Des archéologues ont mis au jour les vestiges de trois navires datant de l'Âge du Fer, dont les cargaisons étaient enfouies sous le sable de la lagune de Dor, également nommée Tantura, sur la côte de la péninsule du Carmel en Israël. Cette découverte majeure, dont les résultats ont été publiés dans la revue scientifique Antiquity, constitue le premier cas documenté de cargaisons de navires de l'Âge du Fer dans les eaux territoriales israéliennes. Elle offre un témoignage direct et exceptionnel sur le commerce maritime régional, une activité jusqu'alors principalement déduite d'artefacts terrestres. Ces chargements, qui couvrent différentes époques de l'Âge du Fer, permettent de retracer la dynamique économique et politique complexe du Levant méridional sur plusieurs siècles.
Des bocaux de rangement trouvés parmi la cargaison Dor L1, Antiqui (2025)
L'étude de ces épaves a été menée par une équipe internationale de chercheurs, sous la direction des professeurs Thomas Levy de l'Université de Californie à San Diego et Assaf Yasur-Landau de l'Université de Haïfa.
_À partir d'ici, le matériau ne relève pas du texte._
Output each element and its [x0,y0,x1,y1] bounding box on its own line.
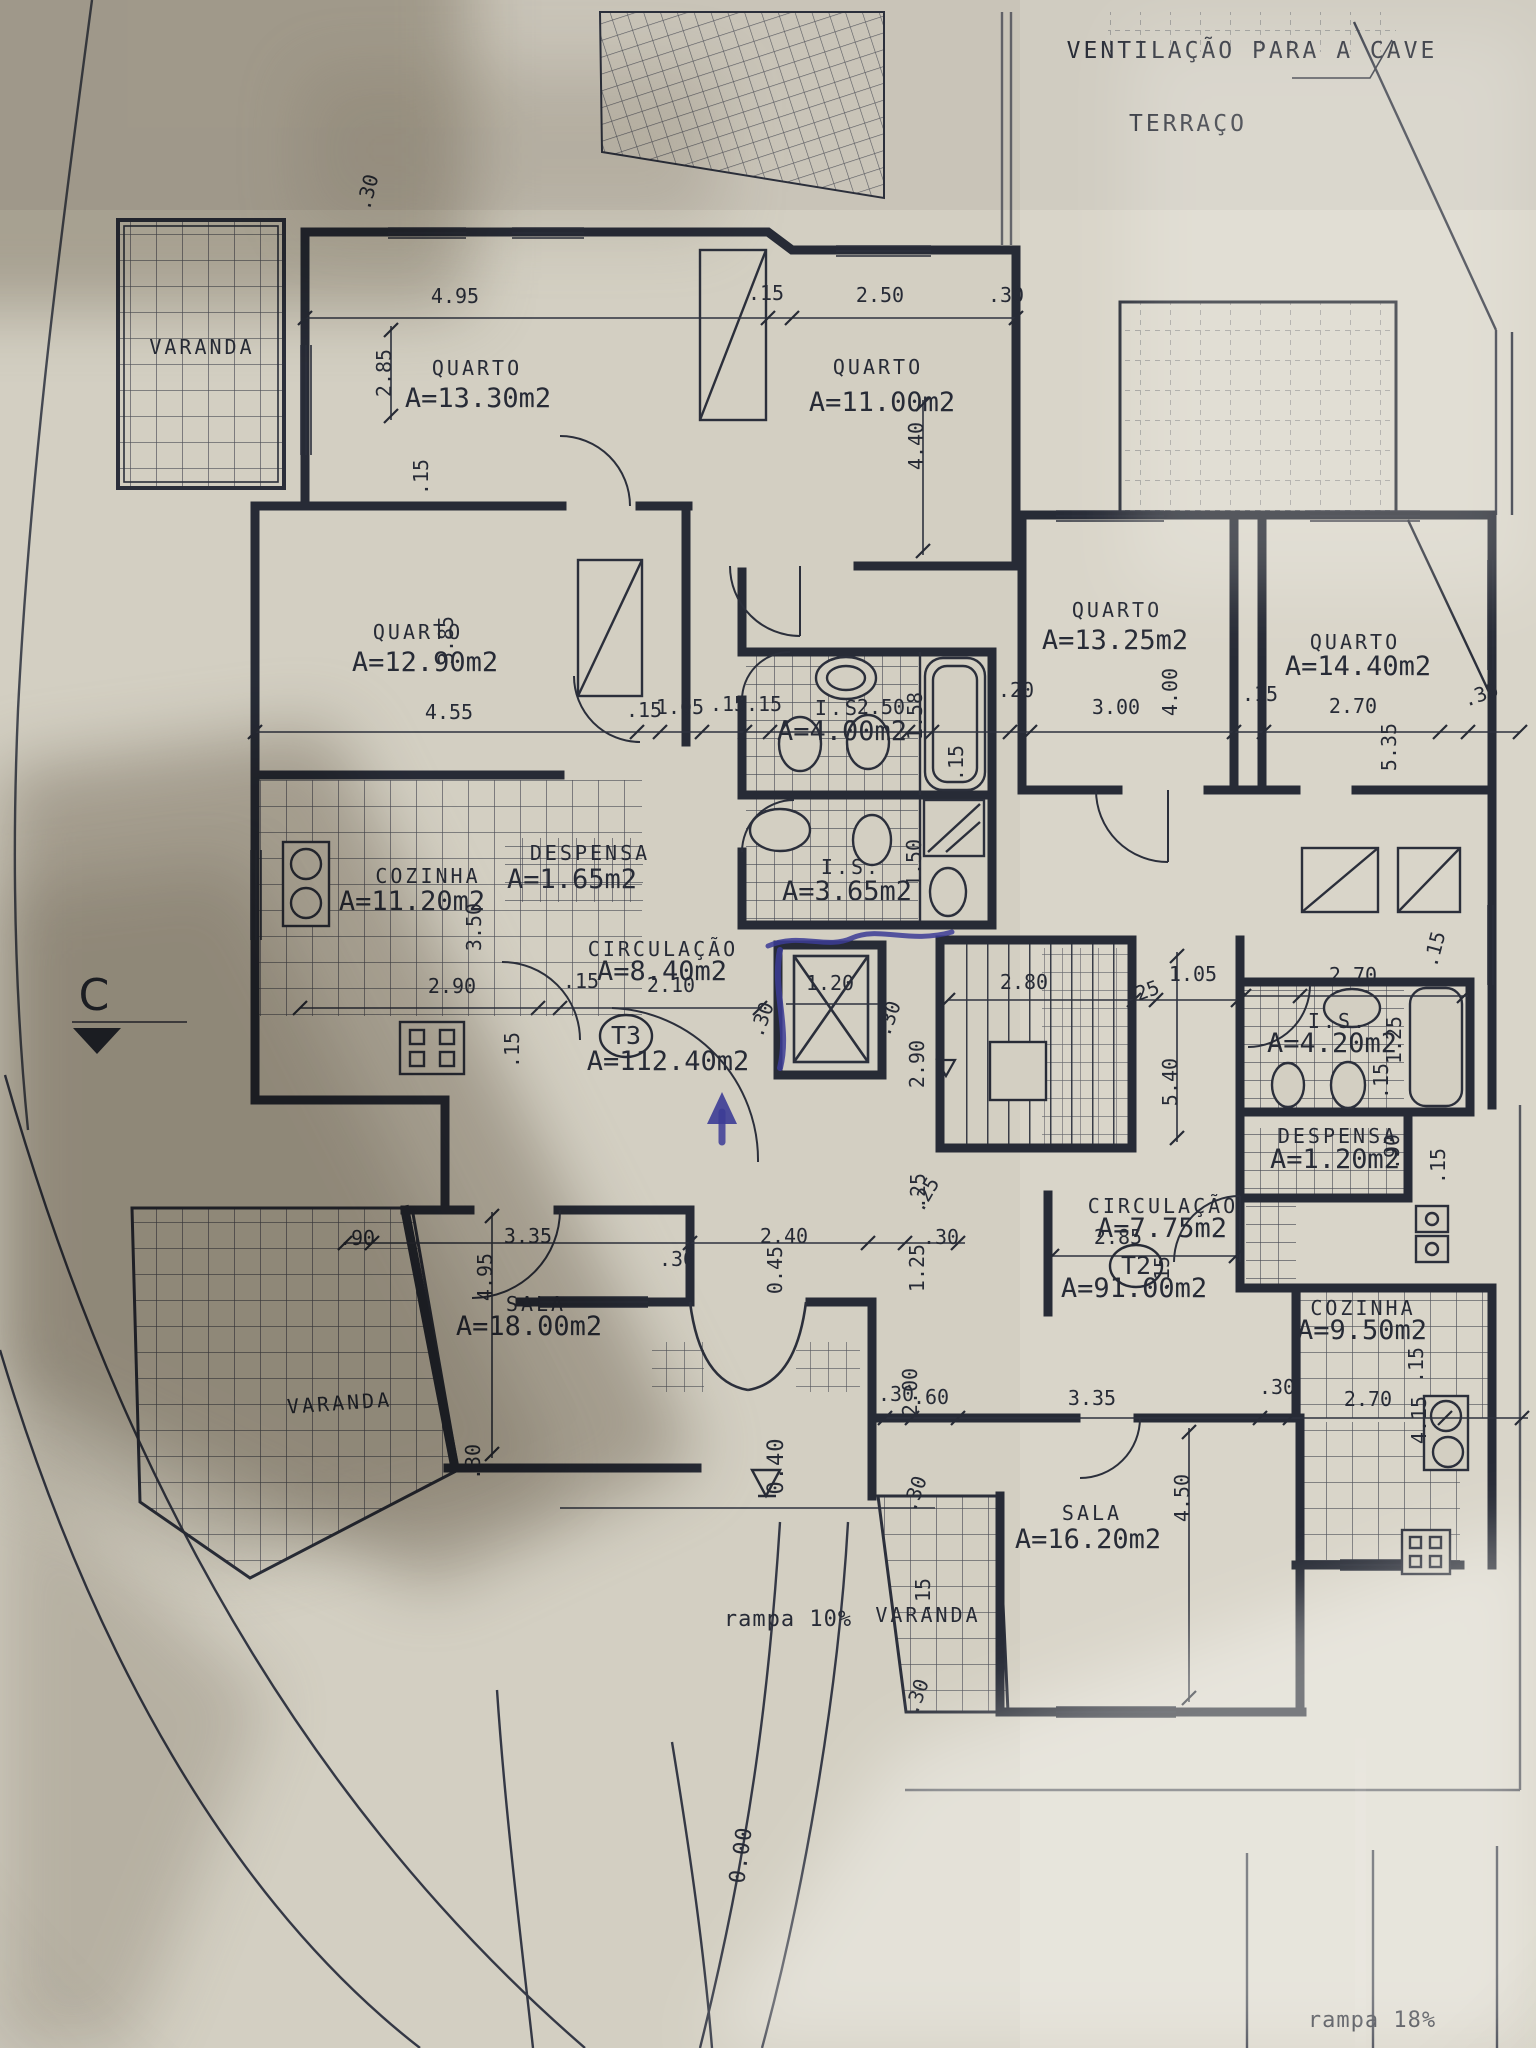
unit-area: A=112.40m2 [587,1046,750,1077]
dimension: 4.15 [1407,1396,1431,1444]
level-0-40: 0.40 [764,1438,789,1495]
floorplan-svg: VARANDAQUARTOA=13.30m2QUARTOA=11.00m2QUA… [0,0,1536,2048]
unit-area: A=91.00m2 [1061,1273,1207,1304]
dimension: .15 [944,745,968,781]
dimension: .15 [1369,1063,1393,1099]
dimension: 2.70 [1329,963,1377,987]
dimension: 2.80 [1000,970,1048,994]
room-area: A=4.20m2 [1267,1028,1397,1059]
dimension: 1.25 [905,1244,929,1292]
dimension: 4.00 [1158,668,1182,716]
bathtub-icon [1410,988,1462,1106]
dimension: 1.50 [902,839,926,887]
dimension: .90 [1380,1134,1404,1170]
room-label: QUARTO [432,356,522,380]
room-area: A=13.30m2 [405,383,551,414]
dimension: 2.10 [647,973,695,997]
room-area: A=11.00m2 [809,387,955,418]
room-area: A=1.65m2 [507,864,637,895]
dimension: .15 [1404,1347,1428,1383]
toilet-icon [1331,1062,1365,1108]
room-area: A=12.90m2 [352,647,498,678]
dimension: .15 [746,692,782,716]
dimension: 3.50 [462,903,486,951]
dimension: .30 [659,1247,695,1271]
dimension: .20 [998,678,1034,702]
room-area: A=4.00m2 [777,716,907,747]
dimension: 4.50 [1170,1474,1194,1522]
dimension: 2.50 [857,695,905,719]
room-label: SALA [1062,1501,1122,1525]
room-area: A=9.50m2 [1297,1315,1427,1346]
dimension: 2.50 [856,283,904,307]
dimension: .15 [563,969,599,993]
dimension: 3.00 [1092,695,1140,719]
floorplan-photo: VARANDAQUARTOA=13.30m2QUARTOA=11.00m2QUA… [0,0,1536,2048]
dimension: .30 [988,283,1024,307]
dimension: 2.85 [372,349,396,397]
dimension: .15 [409,459,433,495]
dimension: 1.58 [903,692,927,740]
dimension: 2.40 [760,1224,808,1248]
dimension: 2.00 [898,1368,922,1416]
dimension: .15 [710,692,746,716]
dimension: 3.85 [434,616,458,664]
room-area: A=13.25m2 [1042,625,1188,656]
room-area: A=14.40m2 [1285,651,1431,682]
room-area: A=16.20m2 [1015,1524,1161,1555]
dimension: 1.05 [656,695,704,719]
dimension: 1.05 [1169,962,1217,986]
washbasin-icon [816,657,876,699]
dimension: .15 [1242,682,1278,706]
dimension: 2.70 [1344,1387,1392,1411]
appliance-icon [1416,1236,1448,1262]
dimension: 0.45 [763,1246,787,1294]
bidet-icon [1272,1063,1304,1107]
dimension: 3.35 [1068,1386,1116,1410]
dimension: 4.55 [425,700,473,724]
dimension: 2.90 [905,1040,929,1088]
bidet-icon [930,868,966,916]
room-label: DESPENSA [530,841,650,865]
dimension: .15 [500,1032,524,1068]
washbasin-icon [750,809,810,851]
dimension: .15 [1426,1148,1450,1184]
dimension: 5.40 [1158,1058,1182,1106]
appliance-icon [1416,1206,1448,1232]
dimension: .15 [911,1578,935,1614]
note-rampa-10: rampa 10% [724,1607,852,1632]
room-label: VARANDA [149,335,254,359]
dimension: 2.70 [1329,694,1377,718]
dimension: 1.25 [1382,1016,1406,1064]
room-label: QUARTO [1072,598,1162,622]
dimension: .15 [748,281,784,305]
room-label: QUARTO [833,355,923,379]
dimension: .30 [1259,1375,1295,1399]
dimension: 1.20 [806,971,854,995]
room-area: A=3.65m2 [782,876,912,907]
dimension: 4.40 [904,422,928,470]
dimension: 5.35 [1377,723,1401,771]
Pour analyser les structures des navires et leurs contenus, les archéologues ont combiné des techniques modernes de pointe avec des approches traditionnelles, incluant la photogrammétrie tridimensionnelle, l'imagerie multispectrale et la cartographie numérique. Il est important de noter que seulement environ un quart du fond marin de la lagune a été fouillé à ce jour. Néanmoins, ces investigations préliminaires ont déjà permis de déterminer la composition précise des cargaisons et d'établir leur chronologie.
Chacune des trois cargaisons correspond à une période distincte de l'Âge du Fer. La plus ancienne, nommée Dor-M (datée du XIe siècle avant J.-C.), comprenait des récipients en céramique destinés au stockage ainsi qu'une ancre portant des inscriptions en écriture chypro-minoenne. Ces éléments attestent de liens commerciaux étroits avec Chypre et l'Égypte, tandis que la typologie des vases suggère également des connexions avec le littoral phénicien.
Le chargement Dor-L1, daté des IXe et VIIIe siècles avant J.-C., était composé de récipients phéniciens et de bols à parois fines. Bien que cette période soit marquée par une diminution des importations, cette découverte confirme la persistance de l'activité maritime dans ce port. Enfin, la cargaison la mieux conservée, Dor-L2 (fin du VIIe – début du VIe siècle avant J.-C.), contenait des amphores munies de poignées en forme de panier, typiques du style chypriote, des résidus de pépins de raisin, ainsi que des lingots de fer et des scories, indiquant une activité métallurgique. On y a également trouvé une ancre intégrant des éléments en bois et en plomb. Cet ensemble témoigne de l'émergence d'un commerce industriel précoce axé sur les métaux.
Historiquement, la lagune de Dor jouait un rôle de carrefour commercial essentiel, reliant l'Égypte, la Phénicie, et plus tard, les puissances assyriennes et babyloniennes. Les cargaisons découvertes illustrent de manière éloquente les mutations économiques et politiques survenues dans la région entre le XIe et le VIe siècle avant J.-C. Cette période inclut des phases où Dor était sous l'autorité du Royaume d'Israël du Nord, puis des Empires assyrien et babylonien. Il est remarquable que même durant les périodes de troubles politiques, les routes maritimes soient restées opérationnelles, maintenant Dor dans une position centrale pour le commerce international.
Cette trouvaille enrichit considérablement notre compréhension de l'Âge du Fer en Méditerranée orientale, prouvant que le commerce maritime était un système structuré et sophistiqué. La présence de lingots de fer et de céramiques variées met en lumière le développement de la métallurgie et la diversité des produits exportés. Les méthodes d'analyse employées ont permis de dater précisément les chargements et de reconstituer la stratigraphie des épaves, ouvrant de nouvelles perspectives pour l'étude de l'économie maritime de cette époque. L'équipe archéologique prévoit de poursuivre les fouilles afin de localiser d'autres fragments de navires et d'artefacts, y compris potentiellement des effets personnels des marins. Ces cargaisons constituent déjà la base de nouvelles publications scientifiques qui promettent d'approfondir significativement la connaissance du commerce maritime du Levant à l'Âge du Fer.